One workaround is to to enable the SO_KEEPALIVE option on your socket. YMMV with this socket option - as this mode of TCP does not always send keep-alive messages at a rate in which you control.
A more common approach is to just have your socket send data periodically. Some protocols on top of TCP that I've worked with have their own notion of a "ping" message for this very purpose. That is, the client sends a "ping" message over the TCP socket every minute and the server responds back with "pong" or some equivalent. If neither side gets the expected ping/pong message within N minutes, then the connection, regardless of socket error state, is assumed to be dead. This approach of sending periodic messages also helps with NATs that tend to drop TCP connections for very quiet protocols when it doesn't observe traffic over a period of time.

Why is one endpoint of this TCP connection sending a packet with the RST flag?

I'm writing an application that attempts to do the following:
create a TCP server listening on an available port
create a TCP socket that connects to the server
have the server socket write data to the client
have the server socket close its end of the connection
have the client write a message to the server
Here's where the problem lies. When I attempt to run the application, the TCP exchange goes like this:
The first three packets establish the three-way handshake, and the fourth and fifth packets are the transmission of the data written by the server and its acknowledgement.
As expected, the server socket sends a packet with the FIN flag set to indicate that it is closing its end of the connection. The client acknowledges this and then attempts to write its data to the socket. The server immediately sends an RST packet, terminating the connection prematurely.
Why does this happen?
Note: the above capture was done on Windows 8.1.
The sender cannot send data after a [FIN]. Such an action will result in the receiver issuing an [RST].
The FIN probably indicates that the server has fully closed the connection in both directions. In this case if it receives any further data on the connection it will issue an RST. This suggests an application protocol error on your part. If the server sends a reply and then closes the socket, the client can't send anything else via that connection.
Possibly you need your server to call shutdown() with SHUT_WR and then read something else from the client before closing the socket. Or possibly you're just doing it wrong.

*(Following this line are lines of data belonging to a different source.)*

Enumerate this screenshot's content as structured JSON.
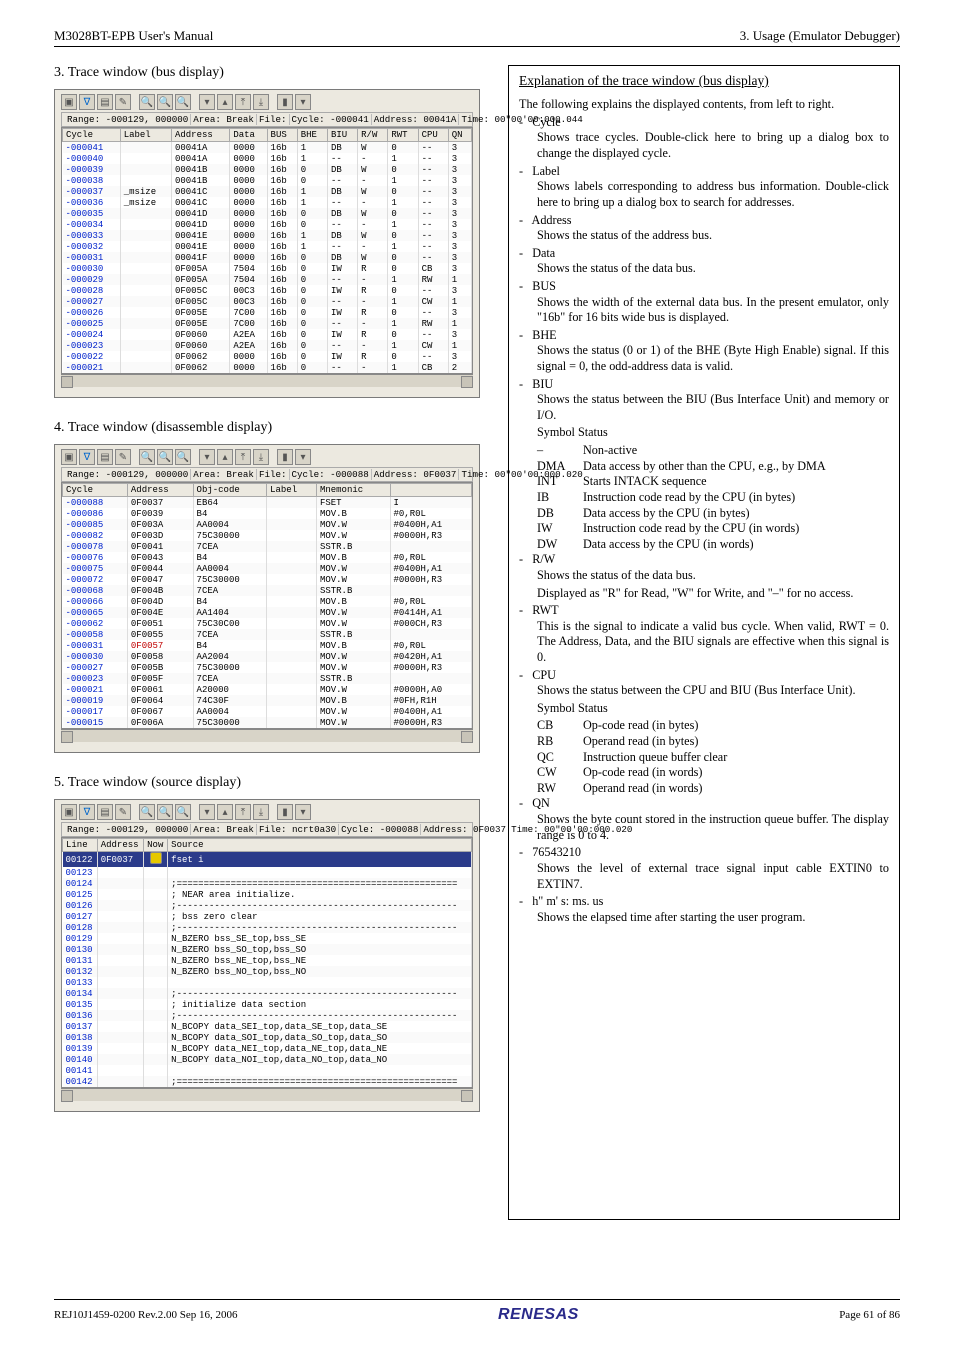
{
  "header": {
    "left": "M3028BT-EPB User's Manual",
    "right": "3. Usage (Emulator Debugger)"
  },
  "sections": {
    "s3": "3. Trace window (bus display)",
    "s4": "4. Trace window (disassemble display)",
    "s5": "5. Trace window (source display)"
  },
  "win3": {
    "status": [
      "Range: -000129, 000000",
      "Area: Break",
      "File:",
      "Cycle: -000041",
      "Address: 00041A",
      "Time: 00\"00'00:000.044"
    ],
    "cols": [
      "Cycle",
      "Label",
      "Address",
      "Data",
      "BUS",
      "BHE",
      "BIU",
      "R/W",
      "RWT",
      "CPU",
      "QN"
    ],
    "rows": [
      [
        "-000041",
        "",
        "00041A",
        "0000",
        "16b",
        "1",
        "DB",
        "W",
        "0",
        "--",
        "3"
      ],
      [
        "-000040",
        "",
        "00041A",
        "0000",
        "16b",
        "1",
        "--",
        "-",
        "1",
        "--",
        "3"
      ],
      [
        "-000039",
        "",
        "00041B",
        "0000",
        "16b",
        "0",
        "DB",
        "W",
        "0",
        "--",
        "3"
      ],
      [
        "-000038",
        "",
        "00041B",
        "0000",
        "16b",
        "0",
        "--",
        "-",
        "1",
        "--",
        "3"
      ],
      [
        "-000037",
        "_msize",
        "00041C",
        "0000",
        "16b",
        "1",
        "DB",
        "W",
        "0",
        "--",
        "3"
      ],
      [
        "-000036",
        "_msize",
        "00041C",
        "0000",
        "16b",
        "1",
        "--",
        "-",
        "1",
        "--",
        "3"
      ],
      [
        "-000035",
        "",
        "00041D",
        "0000",
        "16b",
        "0",
        "DB",
        "W",
        "0",
        "--",
        "3"
      ],
      [
        "-000034",
        "",
        "00041D",
        "0000",
        "16b",
        "0",
        "--",
        "-",
        "1",
        "--",
        "3"
      ],
      [
        "-000033",
        "",
        "00041E",
        "0000",
        "16b",
        "1",
        "DB",
        "W",
        "0",
        "--",
        "3"
      ],
      [
        "-000032",
        "",
        "00041E",
        "0000",
        "16b",
        "1",
        "--",
        "-",
        "1",
        "--",
        "3"
      ],
      [
        "-000031",
        "",
        "00041F",
        "0000",
        "16b",
        "0",
        "DB",
        "W",
        "0",
        "--",
        "3"
      ],
      [
        "-000030",
        "",
        "0F005A",
        "7504",
        "16b",
        "0",
        "IW",
        "R",
        "0",
        "CB",
        "3"
      ],
      [
        "-000029",
        "",
        "0F005A",
        "7504",
        "16b",
        "0",
        "--",
        "-",
        "1",
        "RW",
        "1"
      ],
      [
        "-000028",
        "",
        "0F005C",
        "00C3",
        "16b",
        "0",
        "IW",
        "R",
        "0",
        "--",
        "3"
      ],
      [
        "-000027",
        "",
        "0F005C",
        "00C3",
        "16b",
        "0",
        "--",
        "-",
        "1",
        "CW",
        "1"
      ],
      [
        "-000026",
        "",
        "0F005E",
        "7C00",
        "16b",
        "0",
        "IW",
        "R",
        "0",
        "--",
        "3"
      ],
      [
        "-000025",
        "",
        "0F005E",
        "7C00",
        "16b",
        "0",
        "--",
        "-",
        "1",
        "RW",
        "1"
      ],
      [
        "-000024",
        "",
        "0F0060",
        "A2EA",
        "16b",
        "0",
        "IW",
        "R",
        "0",
        "--",
        "3"
      ],
      [
        "-000023",
        "",
        "0F0060",
        "A2EA",
        "16b",
        "0",
        "--",
        "-",
        "1",
        "CW",
        "1"
      ],
      [
        "-000022",
        "",
        "0F0062",
        "0000",
        "16b",
        "0",
        "IW",
        "R",
        "0",
        "--",
        "3"
      ],
      [
        "-000021",
        "",
        "0F0062",
        "0000",
        "16b",
        "0",
        "--",
        "-",
        "1",
        "CB",
        "2"
      ]
    ]
  },
  "win4": {
    "status": [
      "Range: -000129, 000000",
      "Area: Break",
      "File:",
      "Cycle: -000088",
      "Address: 0F0037",
      "Time: 00\"00'00:000.020"
    ],
    "cols": [
      "Cycle",
      "Address",
      "Obj-code",
      "Label",
      "Mnemonic",
      ""
    ],
    "rows": [
      [
        "-000088",
        "0F0037",
        "EB64",
        "",
        "FSET",
        "I"
      ],
      [
        "-000086",
        "0F0039",
        "B4",
        "",
        "MOV.B",
        "#0,R0L"
      ],
      [
        "-000085",
        "0F003A",
        "AA0004",
        "",
        "MOV.W",
        "#0400H,A1"
      ],
      [
        "-000082",
        "0F003D",
        "75C30000",
        "",
        "MOV.W",
        "#0000H,R3"
      ],
      [
        "-000078",
        "0F0041",
        "7CEA",
        "",
        "SSTR.B",
        ""
      ],
      [
        "-000076",
        "0F0043",
        "B4",
        "",
        "MOV.B",
        "#0,R0L"
      ],
      [
        "-000075",
        "0F0044",
        "AA0004",
        "",
        "MOV.W",
        "#0400H,A1"
      ],
      [
        "-000072",
        "0F0047",
        "75C30000",
        "",
        "MOV.W",
        "#0000H,R3"
      ],
      [
        "-000068",
        "0F004B",
        "7CEA",
        "",
        "SSTR.B",
        ""
      ],
      [
        "-000066",
        "0F004D",
        "B4",
        "",
        "MOV.B",
        "#0,R0L"
      ],
      [
        "-000065",
        "0F004E",
        "AA1404",
        "",
        "MOV.W",
        "#0414H,A1"
      ],
      [
        "-000062",
        "0F0051",
        "75C30C00",
        "",
        "MOV.W",
        "#000CH,R3"
      ],
      [
        "-000058",
        "0F0055",
        "7CEA",
        "",
        "SSTR.B",
        ""
      ],
      [
        "-000031",
        "0F0057",
        "B4",
        "",
        "MOV.B",
        "#0,R0L"
      ],
      [
        "-000030",
        "0F0058",
        "AA2004",
        "",
        "MOV.W",
        "#0420H,A1"
      ],
      [
        "-000027",
        "0F005B",
        "75C30000",
        "",
        "MOV.W",
        "#0000H,R3"
      ],
      [
        "-000023",
        "0F005F",
        "7CEA",
        "",
        "SSTR.B",
        ""
      ],
      [
        "-000021",
        "0F0061",
        "A20000",
        "",
        "MOV.W",
        "#0000H,A0"
      ],
      [
        "-000019",
        "0F0064",
        "74C30F",
        "",
        "MOV.B",
        "#0FH,R1H"
      ],
      [
        "-000017",
        "0F0067",
        "AA0004",
        "",
        "MOV.W",
        "#0400H,A1"
      ],
      [
        "-000015",
        "0F006A",
        "75C30000",
        "",
        "MOV.W",
        "#0000H,R3"
      ]
    ],
    "hl_addr": "0F0057"
  },
  "win5": {
    "status": [
      "Range: -000129, 000000",
      "Area: Break",
      "File: ncrt0a30",
      "Cycle: -000088",
      "Address: 0F0037",
      "Time: 00\"00'00:000.020"
    ],
    "cols": [
      "Line",
      "Address",
      "Now",
      "Source"
    ],
    "rows": [
      [
        "00122",
        "0F0037",
        "now",
        "        fset    i"
      ],
      [
        "00123",
        "",
        "",
        ""
      ],
      [
        "00124",
        "",
        "",
        ";===================================================="
      ],
      [
        "00125",
        "",
        "",
        "; NEAR area initialize."
      ],
      [
        "00126",
        "",
        "",
        ";----------------------------------------------------"
      ],
      [
        "00127",
        "",
        "",
        "; bss zero clear"
      ],
      [
        "00128",
        "",
        "",
        ";----------------------------------------------------"
      ],
      [
        "00129",
        "",
        "",
        "        N_BZERO bss_SE_top,bss_SE"
      ],
      [
        "00130",
        "",
        "",
        "        N_BZERO bss_SO_top,bss_SO"
      ],
      [
        "00131",
        "",
        "",
        "        N_BZERO bss_NE_top,bss_NE"
      ],
      [
        "00132",
        "",
        "",
        "        N_BZERO bss_NO_top,bss_NO"
      ],
      [
        "00133",
        "",
        "",
        ""
      ],
      [
        "00134",
        "",
        "",
        ";----------------------------------------------------"
      ],
      [
        "00135",
        "",
        "",
        "; initialize data section"
      ],
      [
        "00136",
        "",
        "",
        ";----------------------------------------------------"
      ],
      [
        "00137",
        "",
        "",
        "        N_BCOPY data_SEI_top,data_SE_top,data_SE"
      ],
      [
        "00138",
        "",
        "",
        "        N_BCOPY data_SOI_top,data_SO_top,data_SO"
      ],
      [
        "00139",
        "",
        "",
        "        N_BCOPY data_NEI_top,data_NE_top,data_NE"
      ],
      [
        "00140",
        "",
        "",
        "        N_BCOPY data_NOI_top,data_NO_top,data_NO"
      ],
      [
        "00141",
        "",
        "",
        ""
      ],
      [
        "00142",
        "",
        "",
        ";===================================================="
      ]
    ]
  },
  "expl": {
    "title": "Explanation of the trace window (bus display)",
    "intro": "The following explains the displayed contents, from left to right.",
    "items": [
      {
        "h": "Cycle",
        "body": [
          "Shows trace cycles. Double-click here to bring up a dialog box to change the displayed cycle."
        ]
      },
      {
        "h": "Label",
        "body": [
          "Shows labels corresponding to address bus information. Double-click here to bring up a dialog box to search for addresses."
        ]
      },
      {
        "h": "Address",
        "body": [
          "Shows the status of the address bus."
        ]
      },
      {
        "h": "Data",
        "body": [
          "Shows the status of the data bus."
        ]
      },
      {
        "h": "BUS",
        "body": [
          "Shows the width of the external data bus. In the present emulator, only \"16b\" for 16 bits wide bus is displayed."
        ]
      },
      {
        "h": "BHE",
        "body": [
          "Shows the status (0 or 1) of the BHE (Byte High Enable) signal. If this signal = 0, the odd-address data is valid."
        ]
      },
      {
        "h": "BIU",
        "body": [
          "Shows the status between the BIU (Bus Interface Unit) and memory or I/O.",
          "Symbol  Status"
        ],
        "syms": [
          [
            "–",
            "Non-active"
          ],
          [
            "DMA",
            "Data access by other than the CPU, e.g., by DMA"
          ],
          [
            "INT",
            "Starts INTACK sequence"
          ],
          [
            "IB",
            "Instruction code read by the CPU (in bytes)"
          ],
          [
            "DB",
            "Data access by the CPU (in bytes)"
          ],
          [
            "IW",
            "Instruction code read by the CPU (in words)"
          ],
          [
            "DW",
            "Data access by the CPU (in words)"
          ]
        ]
      },
      {
        "h": "R/W",
        "body": [
          "Shows the status of the data bus.",
          "Displayed as \"R\" for Read, \"W\" for Write, and \"–\" for no access."
        ]
      },
      {
        "h": "RWT",
        "body": [
          "This is the signal to indicate a valid bus cycle. When valid, RWT = 0. The Address, Data, and the BIU signals are effective when this signal is 0."
        ]
      },
      {
        "h": "CPU",
        "body": [
          "Shows the status between the CPU and BIU (Bus Interface Unit).",
          "Symbol  Status"
        ],
        "syms": [
          [
            "CB",
            "Op-code read (in bytes)"
          ],
          [
            "RB",
            "Operand read (in bytes)"
          ],
          [
            "QC",
            "Instruction queue buffer clear"
          ],
          [
            "CW",
            "Op-code read (in words)"
          ],
          [
            "RW",
            "Operand read (in words)"
          ]
        ]
      },
      {
        "h": "QN",
        "body": [
          "Shows the byte count stored in the instruction queue buffer. The display range is 0 to 4."
        ]
      },
      {
        "h": "76543210",
        "body": [
          "Shows the level of external trace signal input cable EXTIN0 to EXTIN7."
        ]
      },
      {
        "h": "h\" m' s: ms. us",
        "body": [
          "Shows the elapsed time after starting the user program."
        ]
      }
    ]
  },
  "footer": {
    "left": "REJ10J1459-0200   Rev.2.00   Sep 16, 2006",
    "brand": "RENESAS",
    "right": "Page 61 of 86"
  }
}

Is TCP Reset (RST) two way?

I have a client-server (Java) application using persistent TCP connections, but sometimes the Server receives java.io.IOException: Connection reset by peer exception when trying to write on the socket, however I don't see any error in the Client log.
This RST is probably caused by an intermediate proxy/router, but if that's the case, should this be seen on the client as well?
If the RST is sent by the client, it can be seen on it using a packet sniffer such as wireshark. However, it won't show up in any user-level sockets since it's sent by the OS as a response to various erroneous inputs (such as connection attempts to a closed port).
If the RST is sent by the network, then it's pretending to be the client to sever the connection. It can do so in one direction, or in both of them. In that case, the client might not see anything, except for a RST sent by the actual server when the client continues to send data to a connection it perceives as open, while the server sees it as closed.
Try capturing the traffic on both the server and the client, see where the resets are coming from.